There aren’t many in football with as much integrity as Ernie Merrick and he leaves the Phoenix having done a fantastic job.
The emotion was clear at his farewell presser yesterday.
Co-interim coach Chris Greenacre spoke of Merrick always putting the team first, and skipper Andrew Durante relayed how Glen Moss had said “this one’s on us boys” after Merrick dropped his bombshell to the players following the Adelaide loss.
But for all his goodwill and excellent intentions, Merrick came up short on the pitch. He has fallen on his sword in as noble a way as possible, and a huge task awaits whoever takes control.
The Phoenix squad is very good.
Kosta Barbarouses, Gui Finkler and Roy Krishna is a fearsome attacking trio, and Roly Bonevacia could be one of the best in the league if he showed his ability week-in, week-out.
Moss and Durante are seasoned campaigners, while the young NPL graduates Jacob Tratt and Adam Parkhouse have blossomed with regular top-level football.
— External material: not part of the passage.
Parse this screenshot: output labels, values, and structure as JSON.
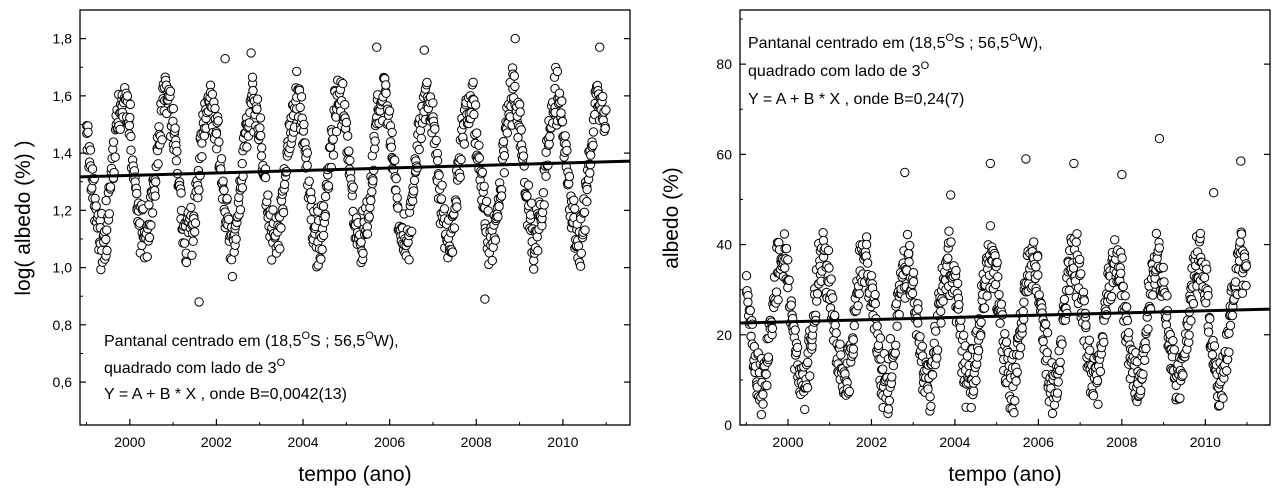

For some reason – and it appears even Merrick couldn’t pinpoint why – it just hasn’t happened this season.
They are at rock bottom.
This is exactly what the club didn’t need after the community rallied to “save the Nix” last season.
The FFA’s famous “metrics” will come into play again when they review the long-term future of the club, particularly with expansion slated for 2018-19.
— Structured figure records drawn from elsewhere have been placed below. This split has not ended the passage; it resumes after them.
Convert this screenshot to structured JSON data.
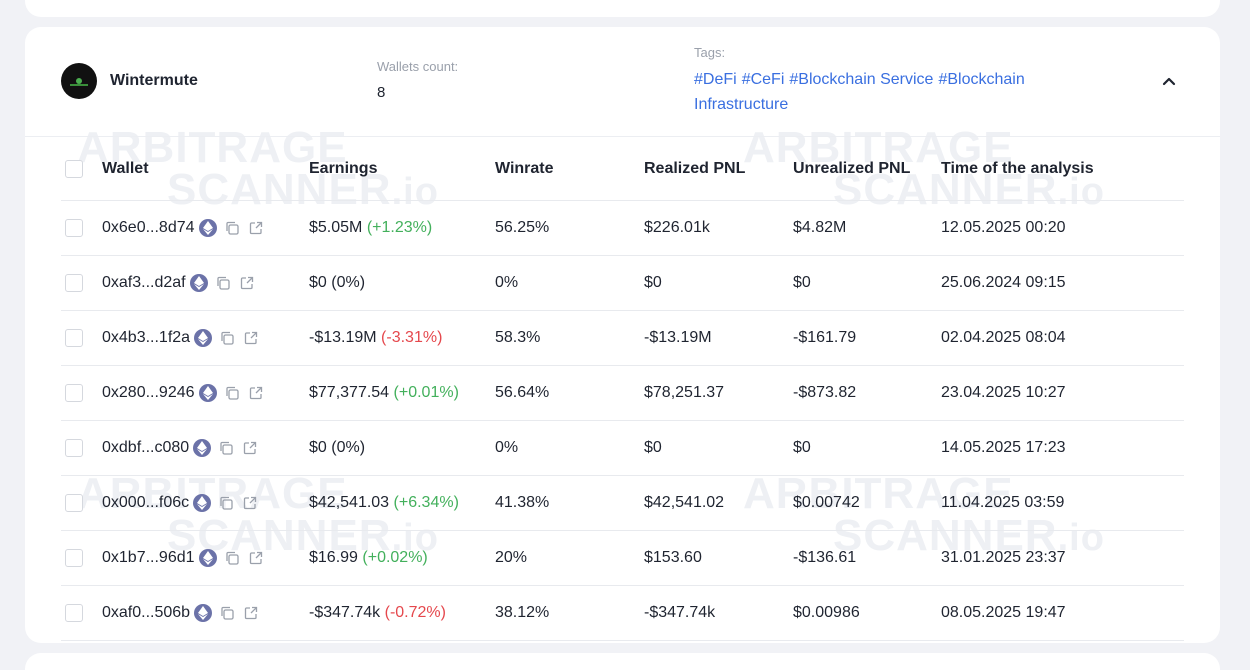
{
  "entity": {
    "name": "Wintermute",
    "wallets_count_label": "Wallets count:",
    "wallets_count": "8",
    "tags_label": "Tags:",
    "tags": [
      "#DeFi",
      "#CeFi",
      "#Blockchain Service",
      "#Blockchain Infrastructure"
    ]
  },
  "watermark": {
    "line1": "ARBITRAGE",
    "line2": "SCANNER",
    "suffix": ".io"
  },
  "table": {
    "headers": {
      "wallet": "Wallet",
      "earnings": "Earnings",
      "winrate": "Winrate",
      "realized": "Realized PNL",
      "unrealized": "Unrealized PNL",
      "time": "Time of the analysis"
    },
    "rows": [
      {
        "wallet": "0x6e0...8d74",
        "earn": "$5.05M",
        "change": "(+1.23%)",
        "trend": "pos",
        "winrate": "56.25%",
        "realized": "$226.01k",
        "unrealized": "$4.82M",
        "time": "12.05.2025 00:20"
      },
      {
        "wallet": "0xaf3...d2af",
        "earn": "$0",
        "change": "(0%)",
        "trend": "neutral",
        "winrate": "0%",
        "realized": "$0",
        "unrealized": "$0",
        "time": "25.06.2024 09:15"
      },
      {
        "wallet": "0x4b3...1f2a",
        "earn": "-$13.19M",
        "change": "(-3.31%)",
        "trend": "neg",
        "winrate": "58.3%",
        "realized": "-$13.19M",
        "unrealized": "-$161.79",
        "time": "02.04.2025 08:04"
      },
      {
        "wallet": "0x280...9246",
        "earn": "$77,377.54",
        "change": "(+0.01%)",
        "trend": "pos",
        "winrate": "56.64%",
        "realized": "$78,251.37",
        "unrealized": "-$873.82",
        "time": "23.04.2025 10:27"
      },
      {
        "wallet": "0xdbf...c080",
        "earn": "$0",
        "change": "(0%)",
        "trend": "neutral",
        "winrate": "0%",
        "realized": "$0",
        "unrealized": "$0",
        "time": "14.05.2025 17:23"
      },
      {
        "wallet": "0x000...f06c",
        "earn": "$42,541.03",
        "change": "(+6.34%)",
        "trend": "pos",
        "winrate": "41.38%",
        "realized": "$42,541.02",
        "unrealized": "$0.00742",
        "time": "11.04.2025 03:59"
      },
      {
        "wallet": "0x1b7...96d1",
        "earn": "$16.99",
        "change": "(+0.02%)",
        "trend": "pos",
        "winrate": "20%",
        "realized": "$153.60",
        "unrealized": "-$136.61",
        "time": "31.01.2025 23:37"
      },
      {
        "wallet": "0xaf0...506b",
        "earn": "-$347.74k",
        "change": "(-0.72%)",
        "trend": "neg",
        "winrate": "38.12%",
        "realized": "-$347.74k",
        "unrealized": "$0.00986",
        "time": "08.05.2025 19:47"
      }
    ]
  },
  "colors": {
    "positive": "#43b05c",
    "negative": "#e5484d",
    "tag": "#3a6fe0",
    "eth_badge": "#6b72a8"
  },
  "icons": {
    "chain": "ethereum-icon",
    "copy": "copy-icon",
    "open": "external-link-icon",
    "collapse": "chevron-up-icon"
  }
}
Has Wellington ticked the boxes?
Crowds are average, results are poor. For the Phoenix to receive the boost it needs to justify (in the FFA’s eyes anyway) their position in the competition, they need to be winning football games.
As with any side, the crowds will flock and everyone will be in a better position to negotiate a better television deal.
But the FFA feels no civic duty to keep a team across the ditch. Not like places such as Newcastle and the Central Coast, who appear to be immune from the same “metrics” applied to our friends from Wellington.
Whether you agree with the FFA’s stance or not, that’s how it is and that’s how Wellington’s “contribution” to the A-League will be measured.
There’s plenty of time to turn things around and Merrick’s decision to walk out could well be the catalyst for fresh vision, impetus, and some new ideas to get the best out of a quality squad.
But his successor must come to the table armed with these ideas and ready to make his mark on the squad and the league.
There was much talk about the future of football in Wellington yesterday and about how the Phoenix are making great strides in youth development and the promotion of Kiwi talent.
I’m all for the Nix, a pathway in New Zealand football should exist, and they’re also one of the few clubs to take a punt on Australian NPL talent.
But it’s also clear that the FFA aren’t fans.
So the new boss needs to turn things around quickly and start producing some good looking “metrics”.
The future of the club depends on it.